来源：互联网发布：javascript 移除元素编辑：程序博客网时间：2024/05/22 10:51

一、准备数据：
cifar10 的数据集共有 6 万幅 32 * 32 大小的图片，分为 10 类，每类 6000 张，其中 5 万张用于训练， 1 万张用于测试。数据集被分成了5 个训练的 batches 和 1 个测试的 batch。每个 batch 里的图片都是随机排列的。官网上提供了三个版本的下载链接，分别是 Python 版本的，Matlab 版本的和二进制文件版本的。其中，Python 版本的数据格式，官网上给了读取数据的代码，Matlab 版本的数据和 Python 版本的数据格式差不多。二进制版本的数据，有 5 个训练用的 batches，data_batch_1.bin ~ data_batch_5.bin 和一个测试用的 test_batch.bin。
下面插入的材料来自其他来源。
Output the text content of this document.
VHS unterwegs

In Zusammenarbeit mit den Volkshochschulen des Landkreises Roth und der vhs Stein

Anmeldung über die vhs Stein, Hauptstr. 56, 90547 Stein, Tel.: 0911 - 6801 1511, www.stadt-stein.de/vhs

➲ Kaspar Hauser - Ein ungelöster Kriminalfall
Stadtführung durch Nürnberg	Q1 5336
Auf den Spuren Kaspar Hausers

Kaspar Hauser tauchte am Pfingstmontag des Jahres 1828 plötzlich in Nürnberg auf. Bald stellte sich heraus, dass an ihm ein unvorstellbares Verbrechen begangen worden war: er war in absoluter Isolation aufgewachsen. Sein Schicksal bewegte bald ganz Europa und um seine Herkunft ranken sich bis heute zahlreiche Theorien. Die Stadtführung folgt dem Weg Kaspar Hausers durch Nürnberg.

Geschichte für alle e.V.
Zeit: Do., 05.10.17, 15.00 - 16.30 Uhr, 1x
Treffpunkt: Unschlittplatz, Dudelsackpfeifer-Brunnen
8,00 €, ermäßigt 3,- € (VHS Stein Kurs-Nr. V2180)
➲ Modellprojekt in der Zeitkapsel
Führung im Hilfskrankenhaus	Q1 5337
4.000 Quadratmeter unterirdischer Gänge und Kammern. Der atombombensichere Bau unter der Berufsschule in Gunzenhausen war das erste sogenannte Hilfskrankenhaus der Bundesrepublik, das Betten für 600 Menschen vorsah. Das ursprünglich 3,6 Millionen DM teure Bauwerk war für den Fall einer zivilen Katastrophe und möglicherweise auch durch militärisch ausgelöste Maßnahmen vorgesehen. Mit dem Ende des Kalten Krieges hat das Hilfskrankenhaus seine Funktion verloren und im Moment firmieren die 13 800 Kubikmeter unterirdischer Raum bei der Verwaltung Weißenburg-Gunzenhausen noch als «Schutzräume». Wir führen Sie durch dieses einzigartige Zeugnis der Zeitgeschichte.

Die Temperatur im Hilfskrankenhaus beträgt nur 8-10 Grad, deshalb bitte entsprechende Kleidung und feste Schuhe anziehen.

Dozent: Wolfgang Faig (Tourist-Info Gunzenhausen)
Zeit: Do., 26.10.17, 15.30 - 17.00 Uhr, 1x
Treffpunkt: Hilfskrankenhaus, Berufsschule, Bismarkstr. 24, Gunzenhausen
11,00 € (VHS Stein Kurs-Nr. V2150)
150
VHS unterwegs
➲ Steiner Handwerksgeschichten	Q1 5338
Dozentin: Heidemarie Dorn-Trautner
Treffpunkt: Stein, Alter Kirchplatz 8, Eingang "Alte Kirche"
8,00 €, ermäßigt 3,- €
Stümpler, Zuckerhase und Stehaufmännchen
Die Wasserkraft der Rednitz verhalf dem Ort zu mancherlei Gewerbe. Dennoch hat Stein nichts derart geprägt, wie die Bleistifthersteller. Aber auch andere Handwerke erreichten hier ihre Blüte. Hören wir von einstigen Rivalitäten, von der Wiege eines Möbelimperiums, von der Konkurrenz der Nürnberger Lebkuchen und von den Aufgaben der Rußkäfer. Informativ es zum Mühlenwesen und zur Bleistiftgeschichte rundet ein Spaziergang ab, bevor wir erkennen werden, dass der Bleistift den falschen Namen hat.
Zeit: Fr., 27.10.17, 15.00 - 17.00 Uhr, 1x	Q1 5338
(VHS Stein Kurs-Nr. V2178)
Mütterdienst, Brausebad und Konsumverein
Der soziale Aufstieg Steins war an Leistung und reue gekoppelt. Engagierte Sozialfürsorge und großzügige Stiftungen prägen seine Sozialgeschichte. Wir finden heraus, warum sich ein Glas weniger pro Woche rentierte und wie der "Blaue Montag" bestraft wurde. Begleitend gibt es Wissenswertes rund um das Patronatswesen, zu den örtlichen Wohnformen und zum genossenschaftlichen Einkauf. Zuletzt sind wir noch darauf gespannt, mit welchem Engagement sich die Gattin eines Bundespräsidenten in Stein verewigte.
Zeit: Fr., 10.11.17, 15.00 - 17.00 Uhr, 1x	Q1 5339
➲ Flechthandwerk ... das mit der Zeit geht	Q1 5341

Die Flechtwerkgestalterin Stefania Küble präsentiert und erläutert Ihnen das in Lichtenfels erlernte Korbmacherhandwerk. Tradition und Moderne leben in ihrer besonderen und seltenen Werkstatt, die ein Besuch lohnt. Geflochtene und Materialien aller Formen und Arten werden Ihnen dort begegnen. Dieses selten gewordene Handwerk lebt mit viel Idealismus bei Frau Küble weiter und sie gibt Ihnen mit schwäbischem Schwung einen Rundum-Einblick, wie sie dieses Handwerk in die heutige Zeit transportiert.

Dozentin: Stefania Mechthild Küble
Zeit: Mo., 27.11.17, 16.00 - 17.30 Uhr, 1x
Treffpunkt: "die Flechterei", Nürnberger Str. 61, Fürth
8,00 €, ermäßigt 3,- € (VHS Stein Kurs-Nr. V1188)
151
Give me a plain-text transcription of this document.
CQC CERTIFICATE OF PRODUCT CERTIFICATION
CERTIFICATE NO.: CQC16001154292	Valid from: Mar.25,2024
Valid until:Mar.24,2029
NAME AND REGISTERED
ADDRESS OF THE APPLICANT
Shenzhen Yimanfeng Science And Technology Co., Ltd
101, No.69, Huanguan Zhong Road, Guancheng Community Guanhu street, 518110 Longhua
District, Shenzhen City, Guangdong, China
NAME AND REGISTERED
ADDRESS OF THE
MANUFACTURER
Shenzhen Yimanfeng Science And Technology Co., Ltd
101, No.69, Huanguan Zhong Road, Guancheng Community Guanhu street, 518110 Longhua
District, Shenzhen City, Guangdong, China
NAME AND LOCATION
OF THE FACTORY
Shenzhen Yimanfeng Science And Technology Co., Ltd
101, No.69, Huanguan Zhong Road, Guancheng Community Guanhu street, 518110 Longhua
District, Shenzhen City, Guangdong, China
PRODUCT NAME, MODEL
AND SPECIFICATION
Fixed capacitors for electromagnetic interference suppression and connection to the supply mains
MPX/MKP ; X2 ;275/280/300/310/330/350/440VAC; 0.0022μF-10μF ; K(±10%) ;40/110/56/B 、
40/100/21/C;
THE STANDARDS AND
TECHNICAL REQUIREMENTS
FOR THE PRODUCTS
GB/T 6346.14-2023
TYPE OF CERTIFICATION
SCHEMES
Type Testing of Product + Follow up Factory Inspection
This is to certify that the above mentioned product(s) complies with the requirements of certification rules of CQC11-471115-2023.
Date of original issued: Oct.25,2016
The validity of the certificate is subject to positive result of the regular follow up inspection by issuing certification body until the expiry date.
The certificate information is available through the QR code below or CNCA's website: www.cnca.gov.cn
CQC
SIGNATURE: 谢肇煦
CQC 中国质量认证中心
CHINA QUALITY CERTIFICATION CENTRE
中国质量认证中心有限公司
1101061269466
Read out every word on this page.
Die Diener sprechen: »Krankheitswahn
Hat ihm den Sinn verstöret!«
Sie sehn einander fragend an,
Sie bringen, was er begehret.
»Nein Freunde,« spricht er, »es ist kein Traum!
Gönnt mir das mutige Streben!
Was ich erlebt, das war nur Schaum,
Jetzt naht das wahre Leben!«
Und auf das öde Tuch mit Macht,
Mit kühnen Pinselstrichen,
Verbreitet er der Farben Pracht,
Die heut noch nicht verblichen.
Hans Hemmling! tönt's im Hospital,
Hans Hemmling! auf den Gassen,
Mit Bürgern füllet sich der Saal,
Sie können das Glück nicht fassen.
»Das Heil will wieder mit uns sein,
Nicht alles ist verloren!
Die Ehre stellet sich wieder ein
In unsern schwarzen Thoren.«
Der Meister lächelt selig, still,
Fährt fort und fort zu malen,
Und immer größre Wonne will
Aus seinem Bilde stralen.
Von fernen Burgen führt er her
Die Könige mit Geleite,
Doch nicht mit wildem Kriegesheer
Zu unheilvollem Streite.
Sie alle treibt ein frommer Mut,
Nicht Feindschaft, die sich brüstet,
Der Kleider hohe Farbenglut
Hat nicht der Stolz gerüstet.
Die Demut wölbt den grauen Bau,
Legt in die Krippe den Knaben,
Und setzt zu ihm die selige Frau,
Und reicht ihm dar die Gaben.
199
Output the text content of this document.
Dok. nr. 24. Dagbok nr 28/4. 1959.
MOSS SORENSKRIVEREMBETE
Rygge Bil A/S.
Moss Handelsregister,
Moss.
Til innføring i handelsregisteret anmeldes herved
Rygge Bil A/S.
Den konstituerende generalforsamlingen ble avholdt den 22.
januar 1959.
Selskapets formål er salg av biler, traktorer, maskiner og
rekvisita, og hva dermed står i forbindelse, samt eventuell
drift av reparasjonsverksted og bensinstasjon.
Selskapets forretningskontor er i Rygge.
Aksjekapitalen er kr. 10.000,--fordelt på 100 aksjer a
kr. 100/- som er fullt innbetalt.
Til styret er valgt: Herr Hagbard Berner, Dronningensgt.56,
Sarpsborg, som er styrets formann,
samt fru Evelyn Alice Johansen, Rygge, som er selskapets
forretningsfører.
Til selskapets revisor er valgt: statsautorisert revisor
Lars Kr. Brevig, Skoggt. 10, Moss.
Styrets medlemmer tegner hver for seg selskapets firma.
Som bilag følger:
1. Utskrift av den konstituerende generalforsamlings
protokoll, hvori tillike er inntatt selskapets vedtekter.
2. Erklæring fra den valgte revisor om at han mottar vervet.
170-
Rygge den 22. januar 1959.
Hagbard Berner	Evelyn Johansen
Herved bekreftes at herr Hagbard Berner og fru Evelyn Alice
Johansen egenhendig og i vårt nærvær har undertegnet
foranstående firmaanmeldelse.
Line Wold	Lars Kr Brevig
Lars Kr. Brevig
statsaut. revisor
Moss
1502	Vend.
考虑到 TensorFlow 可以读取固定长度格式的数据（用 tf.FixedLengthRecordReader ），我们下载二进制格式的数据。新建文件夹/home/your_name/TensorFlow/cifar10/data，从cifar10 官网上下载二进制格式的文件压缩包，解压到此文件夹，得到 cifar-10- batches-bin 文件夹，里面有 8 个文件，6 个 .bin文件，一个 readme，一个 .txt 说明了类别。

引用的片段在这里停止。